Le document montre aussi les limites du plan. Les machines Iris reposent à 90 % sur des circuits intégrés américains, ce qui réduit la portée de la souveraineté affichée. Il présente Unidata, créé en 1973 avec Siemens et Philips, comme une tentative de champion européen capable de rivaliser avec IBM. Cette dynamique est freinée par des divergences industrielles et par l’opposition d’acteurs français favorables à une alliance avec Honeywell-Bull.

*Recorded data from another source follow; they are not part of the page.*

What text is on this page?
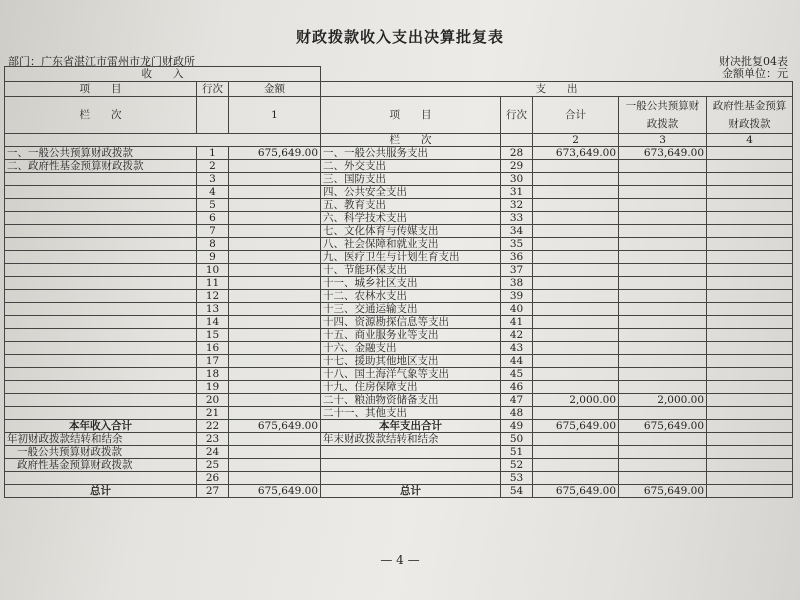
财政拨款收入支出决算批复表
部门：广东省湛江市雷州市龙门财政所	财决批复04表
金额单位：元
收　　入							
项　　目	行次	金额	支　　出				
			项　　目	行次	合计	一般公共预算财政拨款	政府性基金预算财政拨款
栏　　次		1					
			栏　　次		2	3	4
一、一般公共预算财政拨款	1	675,649.00	一、一般公共服务支出	28	673,649.00	673,649.00	
二、政府性基金预算财政拨款	2		二、外交支出	29			
	3		三、国防支出	30			
	4		四、公共安全支出	31			
	5		五、教育支出	32			
	6		六、科学技术支出	33			
	7		七、文化体育与传媒支出	34			
	8		八、社会保障和就业支出	35			
	9		九、医疗卫生与计划生育支出	36			
	10		十、节能环保支出	37			
	11		十一、城乡社区支出	38			
	12		十二、农林水支出	39			
	13		十三、交通运输支出	40			
	14		十四、资源勘探信息等支出	41			
	15		十五、商业服务业等支出	42			
	16		十六、金融支出	43			
	17		十七、援助其他地区支出	44			
	18		十八、国土海洋气象等支出	45			
	19		十九、住房保障支出	46			
	20		二十、粮油物资储备支出	47	2,000.00	2,000.00	
	21		二十一、其他支出	48			
本年收入合计	22	675,649.00	本年支出合计	49	675,649.00	675,649.00	
年初财政拨款结转和结余	23		年末财政拨款结转和结余	50			
一般公共预算财政拨款	24			51			
政府性基金预算财政拨款	25			52			
	26			53			
总计	27	675,649.00	总计	54	675,649.00	675,649.00	
— 4 —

Le texte met en avant l’apport du Plan Calcul aux réseaux. Le projet Cyclades, dirigé par Louis Pouzin à l’IRIA, développe le principe du datagramme et influence directement les travaux qui mènent à TCP/IP. L’auteur décrit ensuite l’abandon du plan en 1975, après l’élection de Valéry Giscard d’Estaing, la suppression de la Délégation à l’informatique et la fusion CII-Honeywell-Bull. Il conclut que l’échec tient moins à une incapacité technique qu’à une rupture politique et à l’absence de continuité industrielle. Le document relie enfin cet épisode aux débats actuels sur la souveraineté numérique, le cloud et l’IA.